The European Banking Authority (EBA) said after the market close on Friday that eight banks failed the stress test with a total capital shortfall of 2.5 billion euros ($3.5 billion).
This puny amount in European banking terms sparked a repeat of last year’s accusations that the stress tests were again unrealistic given the euro zone’s sovereign debt crisis.
The banks that failed are small, nearly all untraded and mainly in Spain, where banking problems have long been known.
Few analysts and regulators expect a broad sector sell-off when the opening bell rings, while the greater transparency over sovereign debt holdings could lift uncertainty over some stocks.
EBA Chairman Andrea Enria told Spanish daily El Pais he does not expect a rout in Spanish banks on Monday.
“It’s a formidable exercise in transparency, which has not unveiled any great surprises and therefore I do not expect a black Monday. Absolutely not,” Enria said.
The impact of the test is likely to be twofold. Sixteen banks scraped through the test and analysts expect them to come under market pressure to bring capital cushions up to scratch well before the EBA’s April 2012 deadline.
They include Spain’s Bankia — which is planning to list on Wednesday — Popular, Sabadell and four more Spanish banks, Italy’s Banco Popolare, Greece’s Piraeus and Cyprus’s Marfin.
Portugal’s biggest bank Millennium bcp also nearly failed, and it set the tone for swift action by saying late on Friday it would raise 400 million euros.
The second main impact of the EU’s third health check of banks since the financial crisis began revolves around sovereign debt holdings of countries at the heart of the problems.
“The EBA stress test result is of limited value to us as the sovereign banking book exposures are not fully stressed and it is based on a relatively low 5 percent (pass mark),” JPMorgan analyst Kian Abouhossein said.
“However, it offers transparency with excellent new input data, especially in respect to sovereign risk and credit exposure at risk.”
Banks have warned that too much transparency, such as news of BNP Paribas’ 24 billion euro exposure to Italy, may make markets even more jittery.
The sovereign data may come into its own later this week.

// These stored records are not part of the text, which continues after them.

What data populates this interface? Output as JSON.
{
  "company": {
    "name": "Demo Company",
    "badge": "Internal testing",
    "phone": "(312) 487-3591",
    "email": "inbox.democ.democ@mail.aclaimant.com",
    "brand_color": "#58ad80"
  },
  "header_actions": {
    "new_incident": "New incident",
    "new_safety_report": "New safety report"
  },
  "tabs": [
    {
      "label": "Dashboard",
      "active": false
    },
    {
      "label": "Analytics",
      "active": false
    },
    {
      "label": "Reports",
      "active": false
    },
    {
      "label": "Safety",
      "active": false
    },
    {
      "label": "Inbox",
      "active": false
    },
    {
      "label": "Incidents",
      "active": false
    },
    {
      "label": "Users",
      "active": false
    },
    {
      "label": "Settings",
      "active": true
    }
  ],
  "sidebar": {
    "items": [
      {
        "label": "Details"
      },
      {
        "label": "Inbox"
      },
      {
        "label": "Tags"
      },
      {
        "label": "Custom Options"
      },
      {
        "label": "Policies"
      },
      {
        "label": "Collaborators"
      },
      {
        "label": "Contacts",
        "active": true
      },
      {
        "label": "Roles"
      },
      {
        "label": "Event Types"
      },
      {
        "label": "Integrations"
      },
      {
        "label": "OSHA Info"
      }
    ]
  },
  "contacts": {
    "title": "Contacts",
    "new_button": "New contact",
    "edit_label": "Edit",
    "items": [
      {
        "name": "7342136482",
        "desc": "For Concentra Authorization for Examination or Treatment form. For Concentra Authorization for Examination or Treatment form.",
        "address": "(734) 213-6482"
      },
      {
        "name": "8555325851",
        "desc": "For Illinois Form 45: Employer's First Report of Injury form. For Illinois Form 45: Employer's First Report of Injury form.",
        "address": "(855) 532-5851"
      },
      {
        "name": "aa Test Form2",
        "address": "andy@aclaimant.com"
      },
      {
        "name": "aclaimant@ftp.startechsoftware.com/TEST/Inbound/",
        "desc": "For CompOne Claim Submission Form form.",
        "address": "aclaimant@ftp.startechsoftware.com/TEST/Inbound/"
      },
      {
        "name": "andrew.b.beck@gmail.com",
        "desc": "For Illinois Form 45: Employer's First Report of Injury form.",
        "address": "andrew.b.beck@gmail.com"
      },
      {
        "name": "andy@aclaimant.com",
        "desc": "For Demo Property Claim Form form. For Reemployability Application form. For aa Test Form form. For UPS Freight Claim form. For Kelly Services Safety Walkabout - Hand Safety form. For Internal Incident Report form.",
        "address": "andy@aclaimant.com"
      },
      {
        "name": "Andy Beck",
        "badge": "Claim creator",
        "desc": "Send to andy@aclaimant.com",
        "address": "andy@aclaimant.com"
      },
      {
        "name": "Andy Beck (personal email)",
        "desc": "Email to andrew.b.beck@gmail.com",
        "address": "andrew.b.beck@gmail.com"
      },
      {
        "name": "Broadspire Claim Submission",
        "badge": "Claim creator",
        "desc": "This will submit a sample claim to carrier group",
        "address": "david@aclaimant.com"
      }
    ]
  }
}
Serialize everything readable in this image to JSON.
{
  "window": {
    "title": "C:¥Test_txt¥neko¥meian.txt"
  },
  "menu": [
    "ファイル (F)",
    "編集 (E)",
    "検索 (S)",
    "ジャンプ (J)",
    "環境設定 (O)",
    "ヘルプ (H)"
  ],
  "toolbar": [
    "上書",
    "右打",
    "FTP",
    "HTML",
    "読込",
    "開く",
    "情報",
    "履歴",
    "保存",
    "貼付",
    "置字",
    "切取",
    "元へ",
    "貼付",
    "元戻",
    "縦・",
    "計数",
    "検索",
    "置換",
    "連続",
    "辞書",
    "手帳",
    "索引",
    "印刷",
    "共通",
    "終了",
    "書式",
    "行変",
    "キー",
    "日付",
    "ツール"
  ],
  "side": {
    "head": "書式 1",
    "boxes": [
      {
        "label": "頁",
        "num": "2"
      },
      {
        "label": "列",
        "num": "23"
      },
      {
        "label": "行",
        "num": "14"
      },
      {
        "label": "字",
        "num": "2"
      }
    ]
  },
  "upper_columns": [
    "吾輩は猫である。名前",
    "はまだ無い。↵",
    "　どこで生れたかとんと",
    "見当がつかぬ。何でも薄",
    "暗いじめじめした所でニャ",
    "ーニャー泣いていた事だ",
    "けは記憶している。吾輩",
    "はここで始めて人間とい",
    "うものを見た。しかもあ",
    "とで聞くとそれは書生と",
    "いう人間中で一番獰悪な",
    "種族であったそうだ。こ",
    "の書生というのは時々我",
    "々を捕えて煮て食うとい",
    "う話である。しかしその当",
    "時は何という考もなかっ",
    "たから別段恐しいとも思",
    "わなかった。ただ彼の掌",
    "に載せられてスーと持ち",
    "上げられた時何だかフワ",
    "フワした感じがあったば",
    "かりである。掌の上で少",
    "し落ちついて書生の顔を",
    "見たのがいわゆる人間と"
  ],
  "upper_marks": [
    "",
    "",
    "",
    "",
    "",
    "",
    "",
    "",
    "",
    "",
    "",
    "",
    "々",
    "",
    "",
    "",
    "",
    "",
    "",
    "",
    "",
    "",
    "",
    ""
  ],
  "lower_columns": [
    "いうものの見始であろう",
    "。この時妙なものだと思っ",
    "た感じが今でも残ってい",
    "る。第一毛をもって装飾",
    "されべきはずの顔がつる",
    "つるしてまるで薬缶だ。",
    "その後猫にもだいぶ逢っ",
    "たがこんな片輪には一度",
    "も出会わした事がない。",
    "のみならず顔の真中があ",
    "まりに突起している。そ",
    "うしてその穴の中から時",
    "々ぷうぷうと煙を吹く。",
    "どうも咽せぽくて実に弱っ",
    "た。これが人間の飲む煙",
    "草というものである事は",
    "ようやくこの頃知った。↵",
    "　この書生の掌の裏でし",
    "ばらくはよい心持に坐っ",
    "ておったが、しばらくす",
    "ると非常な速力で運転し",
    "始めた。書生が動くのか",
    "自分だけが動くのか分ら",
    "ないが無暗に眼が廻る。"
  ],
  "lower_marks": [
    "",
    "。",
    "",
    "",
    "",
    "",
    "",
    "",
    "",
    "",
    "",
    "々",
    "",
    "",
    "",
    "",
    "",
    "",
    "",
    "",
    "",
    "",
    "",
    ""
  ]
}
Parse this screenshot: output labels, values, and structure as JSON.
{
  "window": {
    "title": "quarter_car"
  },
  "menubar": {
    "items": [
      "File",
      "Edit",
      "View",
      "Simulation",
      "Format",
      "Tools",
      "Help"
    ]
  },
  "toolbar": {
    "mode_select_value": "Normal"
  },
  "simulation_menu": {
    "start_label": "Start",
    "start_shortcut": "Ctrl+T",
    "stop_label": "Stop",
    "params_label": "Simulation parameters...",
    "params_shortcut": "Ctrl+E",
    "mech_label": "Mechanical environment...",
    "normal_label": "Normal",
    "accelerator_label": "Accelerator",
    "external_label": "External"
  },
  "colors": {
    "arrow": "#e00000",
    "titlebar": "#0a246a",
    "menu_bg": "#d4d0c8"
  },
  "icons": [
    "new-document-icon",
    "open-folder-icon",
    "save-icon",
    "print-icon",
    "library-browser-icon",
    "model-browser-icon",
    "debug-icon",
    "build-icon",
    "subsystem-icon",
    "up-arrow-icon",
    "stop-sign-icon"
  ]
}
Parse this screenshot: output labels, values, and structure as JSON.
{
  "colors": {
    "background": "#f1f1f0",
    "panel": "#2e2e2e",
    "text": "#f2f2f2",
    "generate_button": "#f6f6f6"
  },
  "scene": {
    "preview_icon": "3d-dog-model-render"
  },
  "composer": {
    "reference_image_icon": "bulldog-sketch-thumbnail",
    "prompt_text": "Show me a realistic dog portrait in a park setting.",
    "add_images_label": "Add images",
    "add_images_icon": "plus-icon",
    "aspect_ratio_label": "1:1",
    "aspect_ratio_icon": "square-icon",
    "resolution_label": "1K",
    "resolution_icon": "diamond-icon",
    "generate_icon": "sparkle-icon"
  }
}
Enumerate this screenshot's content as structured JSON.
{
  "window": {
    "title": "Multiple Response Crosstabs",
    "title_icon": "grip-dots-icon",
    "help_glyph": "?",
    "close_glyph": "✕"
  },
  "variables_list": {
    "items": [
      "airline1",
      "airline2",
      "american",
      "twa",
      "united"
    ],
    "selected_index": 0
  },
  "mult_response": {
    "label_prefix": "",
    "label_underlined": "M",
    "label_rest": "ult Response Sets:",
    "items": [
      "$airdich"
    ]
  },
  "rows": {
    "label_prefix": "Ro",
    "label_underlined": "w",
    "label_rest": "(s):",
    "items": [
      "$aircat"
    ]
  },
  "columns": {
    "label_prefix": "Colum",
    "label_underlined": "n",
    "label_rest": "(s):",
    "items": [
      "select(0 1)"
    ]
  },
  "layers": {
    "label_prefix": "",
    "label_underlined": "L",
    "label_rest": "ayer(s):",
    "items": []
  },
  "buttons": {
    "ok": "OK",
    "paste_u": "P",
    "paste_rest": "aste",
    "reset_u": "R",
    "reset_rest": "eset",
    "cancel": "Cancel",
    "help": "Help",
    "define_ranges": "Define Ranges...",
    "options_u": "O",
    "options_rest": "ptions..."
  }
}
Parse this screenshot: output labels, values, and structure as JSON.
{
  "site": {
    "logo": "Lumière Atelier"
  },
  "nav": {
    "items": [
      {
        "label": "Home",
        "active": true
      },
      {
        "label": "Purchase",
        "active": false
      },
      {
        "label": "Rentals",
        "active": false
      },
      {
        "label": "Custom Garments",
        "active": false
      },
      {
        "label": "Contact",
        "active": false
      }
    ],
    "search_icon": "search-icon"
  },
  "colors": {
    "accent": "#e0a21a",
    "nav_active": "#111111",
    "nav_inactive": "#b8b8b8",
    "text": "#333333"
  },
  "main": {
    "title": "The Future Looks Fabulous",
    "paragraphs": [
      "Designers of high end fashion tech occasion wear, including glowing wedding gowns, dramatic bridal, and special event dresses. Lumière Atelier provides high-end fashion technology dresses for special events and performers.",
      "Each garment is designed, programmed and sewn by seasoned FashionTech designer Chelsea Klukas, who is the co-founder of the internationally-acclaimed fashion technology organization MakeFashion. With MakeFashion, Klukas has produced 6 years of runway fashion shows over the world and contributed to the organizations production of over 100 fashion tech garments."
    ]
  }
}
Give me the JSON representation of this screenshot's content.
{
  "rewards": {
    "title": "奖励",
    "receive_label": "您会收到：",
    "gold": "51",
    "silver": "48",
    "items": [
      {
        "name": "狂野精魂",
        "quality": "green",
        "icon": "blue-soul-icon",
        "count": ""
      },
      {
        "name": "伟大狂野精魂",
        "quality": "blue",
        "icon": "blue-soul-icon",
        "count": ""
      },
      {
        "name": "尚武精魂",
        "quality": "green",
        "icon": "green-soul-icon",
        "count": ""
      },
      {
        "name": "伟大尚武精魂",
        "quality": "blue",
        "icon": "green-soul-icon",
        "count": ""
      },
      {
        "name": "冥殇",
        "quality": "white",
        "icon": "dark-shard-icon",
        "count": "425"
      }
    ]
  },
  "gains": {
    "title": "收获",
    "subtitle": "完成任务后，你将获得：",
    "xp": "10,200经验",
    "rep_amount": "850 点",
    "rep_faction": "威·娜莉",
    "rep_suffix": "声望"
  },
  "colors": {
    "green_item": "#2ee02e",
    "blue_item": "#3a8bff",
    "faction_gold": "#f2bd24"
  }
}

Euro zone leaders meet on Thursday in a bid to agree a second bailout for Greece and a package to address the broader fiscal woes of the euro zone that last week moved beyond Greece, Portugal and Ireland to Italy and Spain.
This broader package may include measures whereby banks agree to take a hit in some form on the sovereign debt they hold to give euro zone countries more breathing space to recover.
“The test is compatible with the voluntary approach being discussed,” Enria told Reuters Insider. The EBA data showed Europe’s banks held 98.2 billion euros of Greek sovereign bonds at the end of December, with two-thirds of that held by Greece’s banks, 9 percent by German banks and 8 percent by France’s.
Banks’ exposure to Irish sovereign debt was 52.7 billion euros (61 percent held domestically) and to Portugal it was 43.2 billion (63 percent held domestically).
This sovereign debt data has been crunched by analysts at big banks over the weekend in tests that were toughened up with default scenarios — something the EBA was barred from doing by nervous EU finance ministers.
Europe’s banks would need 41 billion euros to keep their core capital ratio above 7 percent, the new global minimum from 2013 under the Basel III accord and already required by markets in practice, according to Reuters’ calculations.
This compares with the 5 percent pass mark in the test. JPMorgan’s Abouhossein said a tougher test of 27 of the bigger banks using EBA data would show 20 are a combined 80 billion euros short of capital.
His test applied a haircut to sovereign bond holdings in the banking book and required banks hold core capital of 7 percent. Credit Suisse analysts said applying larger haircuts on peripheral euro zone bond holdings, including for Italy, as per current market prices, would leave a 45 billion euro deficit for 49 banks it tested.
Without market pressure, some banks may not top up capital levels as some local supervisors dispute test conclusions. Germany’s Helaba pulled out of the test just before the results were announced, disputing it would have been failed. The Bundesbank said it was happy with Helaba’s capital position. In Spain, the central bank says no lender needs to raise capital.